SELBY will die if an eco-town is built on its doorstep.

That was the stark warning issued by Selby District Council leader Mark Crane at a public meeting about plans to build a so-called eco-town on Burn Airfield, south of the town.

"It will kill Selby, and it will kill Burn, as the two towns would compete against each other. Burn is a bad site so close to Selby. The two settlements would kill each other off," he claimed.

Coun Crane was speaking at a packed village meeting at Burn Gliding Club, which would be demolished to make way for a new town of at least 5,000 homes.

Villagers are angry that Burn, with a population of less than 400, would be utterly swallowed up if it were chosen as the site for one of the Government's proposed "ecological" towns.

Selby had neither the facilities nor the jobs to sustain such a development, said Coun Crane, and eco-town residents would have to travel to Leeds and York on already crowded roads and rail to find work.

A firm of consultants, GVE Grimley, was asked to find a suitable site for the Leeds City region - an area spreading from York to Huddersfield and Barnsley - and came up with four contenders, all in the Selby district.

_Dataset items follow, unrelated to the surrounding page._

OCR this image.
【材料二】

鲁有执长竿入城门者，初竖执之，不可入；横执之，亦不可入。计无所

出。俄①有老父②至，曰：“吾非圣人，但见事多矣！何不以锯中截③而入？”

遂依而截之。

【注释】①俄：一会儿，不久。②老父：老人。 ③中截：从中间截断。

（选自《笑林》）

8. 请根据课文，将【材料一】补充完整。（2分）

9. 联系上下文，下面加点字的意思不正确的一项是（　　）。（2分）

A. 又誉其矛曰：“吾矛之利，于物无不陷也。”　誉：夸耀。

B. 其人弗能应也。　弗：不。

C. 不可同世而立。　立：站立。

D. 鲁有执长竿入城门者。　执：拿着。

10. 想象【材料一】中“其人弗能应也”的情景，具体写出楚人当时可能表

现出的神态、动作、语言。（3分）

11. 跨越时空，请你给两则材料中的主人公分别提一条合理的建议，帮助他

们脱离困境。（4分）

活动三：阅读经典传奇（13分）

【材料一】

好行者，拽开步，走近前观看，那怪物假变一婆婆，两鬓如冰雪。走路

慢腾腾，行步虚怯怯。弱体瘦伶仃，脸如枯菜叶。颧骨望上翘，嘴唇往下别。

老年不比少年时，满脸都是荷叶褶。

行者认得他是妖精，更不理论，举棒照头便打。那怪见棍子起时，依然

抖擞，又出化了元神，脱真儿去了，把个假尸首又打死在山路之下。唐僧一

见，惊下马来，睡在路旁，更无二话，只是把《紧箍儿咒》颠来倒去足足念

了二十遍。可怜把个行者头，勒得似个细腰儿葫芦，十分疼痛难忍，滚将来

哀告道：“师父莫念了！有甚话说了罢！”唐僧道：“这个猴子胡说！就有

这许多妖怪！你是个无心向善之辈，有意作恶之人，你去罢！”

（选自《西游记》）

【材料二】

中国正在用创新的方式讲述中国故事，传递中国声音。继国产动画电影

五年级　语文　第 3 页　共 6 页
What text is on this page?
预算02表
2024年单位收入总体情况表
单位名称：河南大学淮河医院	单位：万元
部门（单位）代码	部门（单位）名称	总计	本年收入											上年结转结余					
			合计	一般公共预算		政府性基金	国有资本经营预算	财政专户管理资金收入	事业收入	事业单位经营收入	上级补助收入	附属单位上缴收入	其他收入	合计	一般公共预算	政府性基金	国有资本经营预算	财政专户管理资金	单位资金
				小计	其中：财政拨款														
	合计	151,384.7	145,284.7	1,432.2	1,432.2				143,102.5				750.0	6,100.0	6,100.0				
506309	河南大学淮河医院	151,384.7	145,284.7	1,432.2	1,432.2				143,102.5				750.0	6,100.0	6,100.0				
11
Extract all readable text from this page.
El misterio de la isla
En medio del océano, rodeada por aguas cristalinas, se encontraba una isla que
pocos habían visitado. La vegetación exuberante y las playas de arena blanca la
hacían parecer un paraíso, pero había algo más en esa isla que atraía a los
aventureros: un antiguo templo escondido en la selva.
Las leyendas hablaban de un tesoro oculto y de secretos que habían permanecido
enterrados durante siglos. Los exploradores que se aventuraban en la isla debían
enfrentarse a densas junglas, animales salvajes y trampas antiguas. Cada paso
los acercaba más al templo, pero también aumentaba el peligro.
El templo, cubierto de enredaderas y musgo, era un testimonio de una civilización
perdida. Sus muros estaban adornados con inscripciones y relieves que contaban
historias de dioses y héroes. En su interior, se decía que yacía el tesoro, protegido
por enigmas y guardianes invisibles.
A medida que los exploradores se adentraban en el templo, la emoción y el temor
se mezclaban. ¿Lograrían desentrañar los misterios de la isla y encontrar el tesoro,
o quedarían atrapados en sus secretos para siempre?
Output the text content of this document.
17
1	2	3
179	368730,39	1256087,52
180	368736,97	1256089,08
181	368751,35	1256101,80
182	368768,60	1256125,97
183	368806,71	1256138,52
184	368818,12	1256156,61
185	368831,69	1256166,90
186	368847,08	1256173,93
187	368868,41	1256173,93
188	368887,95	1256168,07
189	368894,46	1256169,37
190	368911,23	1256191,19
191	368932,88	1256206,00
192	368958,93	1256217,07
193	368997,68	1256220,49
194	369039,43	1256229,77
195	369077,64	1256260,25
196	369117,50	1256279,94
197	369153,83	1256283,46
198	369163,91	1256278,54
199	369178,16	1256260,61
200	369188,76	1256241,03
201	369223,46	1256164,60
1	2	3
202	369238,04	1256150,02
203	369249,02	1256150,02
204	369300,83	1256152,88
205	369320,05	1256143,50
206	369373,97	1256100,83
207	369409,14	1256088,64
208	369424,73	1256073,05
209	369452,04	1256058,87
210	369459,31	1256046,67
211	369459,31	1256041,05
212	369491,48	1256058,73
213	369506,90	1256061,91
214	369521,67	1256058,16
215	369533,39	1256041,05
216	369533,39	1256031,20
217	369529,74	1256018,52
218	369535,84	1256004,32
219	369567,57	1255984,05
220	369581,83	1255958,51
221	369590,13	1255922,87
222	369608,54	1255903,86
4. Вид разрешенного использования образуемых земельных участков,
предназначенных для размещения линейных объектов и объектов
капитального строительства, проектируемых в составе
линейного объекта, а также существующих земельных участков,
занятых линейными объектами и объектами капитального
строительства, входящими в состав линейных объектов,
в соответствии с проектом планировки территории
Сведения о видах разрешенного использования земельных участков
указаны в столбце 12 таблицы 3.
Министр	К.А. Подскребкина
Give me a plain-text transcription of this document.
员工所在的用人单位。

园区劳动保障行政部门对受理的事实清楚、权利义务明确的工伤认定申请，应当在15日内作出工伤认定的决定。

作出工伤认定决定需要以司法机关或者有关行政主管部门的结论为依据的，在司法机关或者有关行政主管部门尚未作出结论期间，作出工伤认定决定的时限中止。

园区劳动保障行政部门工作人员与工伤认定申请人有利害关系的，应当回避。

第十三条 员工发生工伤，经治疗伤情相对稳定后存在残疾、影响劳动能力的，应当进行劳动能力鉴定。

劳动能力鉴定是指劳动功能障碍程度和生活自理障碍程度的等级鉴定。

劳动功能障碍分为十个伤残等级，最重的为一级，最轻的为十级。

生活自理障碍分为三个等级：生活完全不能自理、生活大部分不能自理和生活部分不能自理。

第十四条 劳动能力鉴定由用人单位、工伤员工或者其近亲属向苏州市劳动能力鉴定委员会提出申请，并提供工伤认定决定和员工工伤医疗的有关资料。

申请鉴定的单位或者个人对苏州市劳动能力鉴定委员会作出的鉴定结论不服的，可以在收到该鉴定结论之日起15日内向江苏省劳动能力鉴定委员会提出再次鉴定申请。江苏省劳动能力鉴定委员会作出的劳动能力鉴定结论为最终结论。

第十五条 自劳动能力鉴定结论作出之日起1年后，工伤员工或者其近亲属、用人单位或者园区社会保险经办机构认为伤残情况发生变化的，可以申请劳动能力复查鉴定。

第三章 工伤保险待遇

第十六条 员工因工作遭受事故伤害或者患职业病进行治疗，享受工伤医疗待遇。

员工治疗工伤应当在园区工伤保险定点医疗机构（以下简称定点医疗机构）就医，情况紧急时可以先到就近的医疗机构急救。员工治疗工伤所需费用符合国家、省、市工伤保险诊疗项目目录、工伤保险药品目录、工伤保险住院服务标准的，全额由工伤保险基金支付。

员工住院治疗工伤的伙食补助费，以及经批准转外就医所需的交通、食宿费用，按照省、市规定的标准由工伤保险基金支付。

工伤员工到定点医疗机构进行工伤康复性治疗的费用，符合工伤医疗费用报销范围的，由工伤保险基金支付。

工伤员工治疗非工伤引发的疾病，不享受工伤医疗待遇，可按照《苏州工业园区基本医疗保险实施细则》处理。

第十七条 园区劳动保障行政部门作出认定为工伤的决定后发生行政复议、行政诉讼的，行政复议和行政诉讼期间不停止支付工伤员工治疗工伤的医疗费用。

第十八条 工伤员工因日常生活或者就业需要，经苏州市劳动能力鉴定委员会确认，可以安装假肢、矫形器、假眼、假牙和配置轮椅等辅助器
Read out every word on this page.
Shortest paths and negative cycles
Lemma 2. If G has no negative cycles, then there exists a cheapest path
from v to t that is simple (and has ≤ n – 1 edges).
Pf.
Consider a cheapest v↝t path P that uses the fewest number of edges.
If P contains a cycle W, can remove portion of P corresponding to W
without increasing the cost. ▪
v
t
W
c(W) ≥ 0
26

The four sites earmarked for the "environmentally friendly" new town are Gascoigne Wood, Burn Airfield, Church Fenton, and a site dubbed Willow Green, near Kellington, Eggborough and Beal.

According to Grimley's, the Selby area "ticked all the boxes" for such a development.

Nigel Adams, Conservative prospective parliamentary candidate for Selby and Ainsty, is taking the fight into the potentially-affected communities, and has been working with district councillors to arrange public meetings in all four affected areas in a bid to widen the eco-town debate.

Selby's MP, John Grogan, is on record as welcoming an eco-town for the Selby area.

Mr Adams told Burn residents the very idea of eco-towns was Government spin and a scam.

Homes should be built in areas that needed them and could sustain them. The meeting heard that though nearly 2,000 people were on Selby's housing waiting list, in the latest Government report on future housing needs, Selby was earmarked for 440 homes a year until 2026.

At the Burn meeting, more than 100 people voted unanimously to oppose an eco-town on the village airfield. It was agreed to hold further meetings, inviting the Campaign To Protect Rural England and Yorkshire Forward, owners of the airfield.